Davis gestured toward the blue dot representing the embassy convoy. “On the map it looks to me like there are two ways to get to this airfield. One loops around south—the old airfield access road, I’m guessing. The other is more direct—that’s how our Israeli friend made his approach, and your team is headed the same way. On a GPS map it looks good, and probably would have worked twenty years ago. But if you cross-check what the satellite is showing us—that road no longer connects to the runway.”

All eyes in the room alternated between the competing images.

The director deflated in his chair. “You’re right—the road weaves through the hills, but comes up two miles short at the closest point.”

“Exactly,” Davis said. “Your team is going the wrong way.”

*   *   *

Donnelly’s convoy was speeding up the coast highway when the secure data-link chirped to announce an incoming message.

“They’re saying we took a wrong turn,” said the Marine corporal in the passenger seat.

“What?”
Donnelly exclaimed. He leaned forward and checked their position on the GPS map. “This is the shortest route, the one the Israeli took! Langley tracked the ping on his goddamned phone … on
my
goddamned phone!”

The corporal typed Donnelly’s reply minus the expletives.

Seconds later the answer came.

ROAD YOU ARE APPROACHING DOES NOT REACH AIRFIELD. REQUIRES THREE MILES ON FOOT. MUST HAVE LIMOS ON AIRFIELD TO BLOCK RUNWAY. DOUBLE BACK AND APPROACH FROM EAST.

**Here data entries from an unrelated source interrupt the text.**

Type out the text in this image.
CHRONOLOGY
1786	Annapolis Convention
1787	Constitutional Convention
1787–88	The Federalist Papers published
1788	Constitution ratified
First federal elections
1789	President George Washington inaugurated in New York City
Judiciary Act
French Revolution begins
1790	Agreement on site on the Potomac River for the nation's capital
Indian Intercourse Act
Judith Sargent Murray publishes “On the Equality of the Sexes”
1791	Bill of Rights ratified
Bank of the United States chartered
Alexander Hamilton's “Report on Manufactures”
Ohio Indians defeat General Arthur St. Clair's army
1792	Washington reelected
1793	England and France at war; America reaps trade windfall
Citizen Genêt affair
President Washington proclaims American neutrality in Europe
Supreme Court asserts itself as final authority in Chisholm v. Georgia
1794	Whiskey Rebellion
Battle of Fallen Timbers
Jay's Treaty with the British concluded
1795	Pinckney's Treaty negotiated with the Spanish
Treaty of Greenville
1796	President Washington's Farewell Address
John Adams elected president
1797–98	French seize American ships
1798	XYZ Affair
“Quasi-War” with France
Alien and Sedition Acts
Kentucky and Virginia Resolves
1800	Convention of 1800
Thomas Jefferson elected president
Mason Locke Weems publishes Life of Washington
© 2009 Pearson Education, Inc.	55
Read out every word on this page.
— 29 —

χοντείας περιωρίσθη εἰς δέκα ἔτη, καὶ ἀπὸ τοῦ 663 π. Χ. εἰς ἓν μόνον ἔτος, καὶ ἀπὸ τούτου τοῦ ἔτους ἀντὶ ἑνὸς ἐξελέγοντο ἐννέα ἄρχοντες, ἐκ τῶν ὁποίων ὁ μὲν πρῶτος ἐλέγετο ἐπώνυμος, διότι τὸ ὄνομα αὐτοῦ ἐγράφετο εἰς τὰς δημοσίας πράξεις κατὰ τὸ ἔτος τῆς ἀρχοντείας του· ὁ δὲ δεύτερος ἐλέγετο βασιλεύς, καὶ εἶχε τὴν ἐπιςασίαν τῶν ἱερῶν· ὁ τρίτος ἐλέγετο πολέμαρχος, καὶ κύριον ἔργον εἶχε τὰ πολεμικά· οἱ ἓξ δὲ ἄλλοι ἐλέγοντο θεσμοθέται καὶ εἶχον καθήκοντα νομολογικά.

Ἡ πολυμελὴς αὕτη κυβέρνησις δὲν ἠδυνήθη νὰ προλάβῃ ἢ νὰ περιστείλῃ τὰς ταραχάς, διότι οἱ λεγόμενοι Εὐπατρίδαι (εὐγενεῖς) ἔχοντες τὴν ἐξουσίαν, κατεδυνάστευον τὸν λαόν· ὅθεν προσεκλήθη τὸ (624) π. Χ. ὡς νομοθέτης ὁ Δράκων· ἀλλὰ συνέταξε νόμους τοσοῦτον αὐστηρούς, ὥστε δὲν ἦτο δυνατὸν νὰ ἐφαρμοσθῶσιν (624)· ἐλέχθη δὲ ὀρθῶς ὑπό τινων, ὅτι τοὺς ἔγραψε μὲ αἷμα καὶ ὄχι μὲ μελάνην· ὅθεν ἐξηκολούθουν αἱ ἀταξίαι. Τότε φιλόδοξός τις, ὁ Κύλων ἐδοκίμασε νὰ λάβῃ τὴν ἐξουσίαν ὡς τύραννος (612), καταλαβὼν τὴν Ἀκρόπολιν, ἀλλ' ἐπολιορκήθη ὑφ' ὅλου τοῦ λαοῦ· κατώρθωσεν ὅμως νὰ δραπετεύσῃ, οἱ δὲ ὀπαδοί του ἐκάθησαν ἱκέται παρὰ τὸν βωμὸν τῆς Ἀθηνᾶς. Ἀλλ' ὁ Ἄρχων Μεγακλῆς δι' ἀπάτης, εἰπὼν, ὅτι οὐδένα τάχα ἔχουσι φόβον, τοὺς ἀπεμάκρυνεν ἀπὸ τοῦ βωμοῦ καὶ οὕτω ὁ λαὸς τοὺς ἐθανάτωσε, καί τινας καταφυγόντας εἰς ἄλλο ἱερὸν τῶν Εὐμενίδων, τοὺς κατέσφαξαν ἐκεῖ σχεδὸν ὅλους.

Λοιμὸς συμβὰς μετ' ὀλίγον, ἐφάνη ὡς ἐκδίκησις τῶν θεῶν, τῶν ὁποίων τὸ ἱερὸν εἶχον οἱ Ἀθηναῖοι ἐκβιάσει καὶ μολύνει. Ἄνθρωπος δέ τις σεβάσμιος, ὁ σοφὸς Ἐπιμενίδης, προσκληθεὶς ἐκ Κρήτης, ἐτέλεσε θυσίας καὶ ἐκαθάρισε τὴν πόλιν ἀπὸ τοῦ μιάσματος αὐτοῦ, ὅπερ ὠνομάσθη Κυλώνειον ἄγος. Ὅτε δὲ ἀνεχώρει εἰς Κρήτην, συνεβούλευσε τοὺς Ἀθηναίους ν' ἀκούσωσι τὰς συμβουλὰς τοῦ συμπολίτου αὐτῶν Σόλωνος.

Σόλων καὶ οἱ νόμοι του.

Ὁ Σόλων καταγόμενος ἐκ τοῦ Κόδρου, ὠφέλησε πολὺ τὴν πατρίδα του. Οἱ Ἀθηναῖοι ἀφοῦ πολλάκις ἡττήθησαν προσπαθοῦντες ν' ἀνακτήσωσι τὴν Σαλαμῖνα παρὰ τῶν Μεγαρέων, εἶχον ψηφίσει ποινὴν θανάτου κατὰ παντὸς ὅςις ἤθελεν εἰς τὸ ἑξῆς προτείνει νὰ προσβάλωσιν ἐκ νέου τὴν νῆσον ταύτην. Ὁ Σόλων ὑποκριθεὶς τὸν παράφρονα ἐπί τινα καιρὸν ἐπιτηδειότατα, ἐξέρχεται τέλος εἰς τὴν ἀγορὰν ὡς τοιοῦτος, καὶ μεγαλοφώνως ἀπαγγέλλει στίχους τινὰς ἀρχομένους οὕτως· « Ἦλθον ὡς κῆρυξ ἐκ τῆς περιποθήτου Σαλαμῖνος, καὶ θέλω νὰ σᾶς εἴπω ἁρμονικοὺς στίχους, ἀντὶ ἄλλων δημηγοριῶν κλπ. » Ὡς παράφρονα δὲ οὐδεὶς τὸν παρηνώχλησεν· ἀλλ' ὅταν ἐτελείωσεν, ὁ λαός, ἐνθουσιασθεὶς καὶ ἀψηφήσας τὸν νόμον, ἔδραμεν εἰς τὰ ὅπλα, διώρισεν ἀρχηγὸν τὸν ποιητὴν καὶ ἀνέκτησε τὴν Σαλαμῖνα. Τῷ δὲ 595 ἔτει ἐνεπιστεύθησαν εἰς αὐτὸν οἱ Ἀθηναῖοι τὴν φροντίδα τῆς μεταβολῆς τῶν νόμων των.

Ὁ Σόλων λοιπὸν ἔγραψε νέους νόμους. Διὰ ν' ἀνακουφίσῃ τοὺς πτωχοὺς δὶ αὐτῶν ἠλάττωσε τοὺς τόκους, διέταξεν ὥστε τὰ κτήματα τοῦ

The corporal gave an estimate. “That puts us twenty-two minutes out.”

Donnelly pounded his fist on the back of the front seat. “Do it! Go!”

The three limos broke formation and battered their way across the median in a weaving, uncoordinated dance. A massive cloud of dust enveloped them all, and in a flurry of headlights and reflections the trailing car clipped the fender of Donnelly’s. A symphony of obscenities followed, first inside the cars and then on the tactical frequency, before the convoy began racing in the opposite direction.

*   *   *

“We’re too late,” Davis said.

Everyone looked at the screen. The MD-10’s port engine was beginning to glow bright.

“Your embassy team isn’t going to make it in time.”

“What about the Israeli?” Sorensen said.

Coltrane answered, “He’s not there yet, and whatever weapon he’s carrying isn’t enough to stop this jet. The only thing he could use to block the runway is the vehicle parked next to the airplane—he’d never reach it in time.”

“So what the hell do we do?” Sorensen wondered aloud.

Davis stood and scanned the leftmost display at the head of the room, a map that covered a five-hundred-mile radius. “We need an airplane,” he said.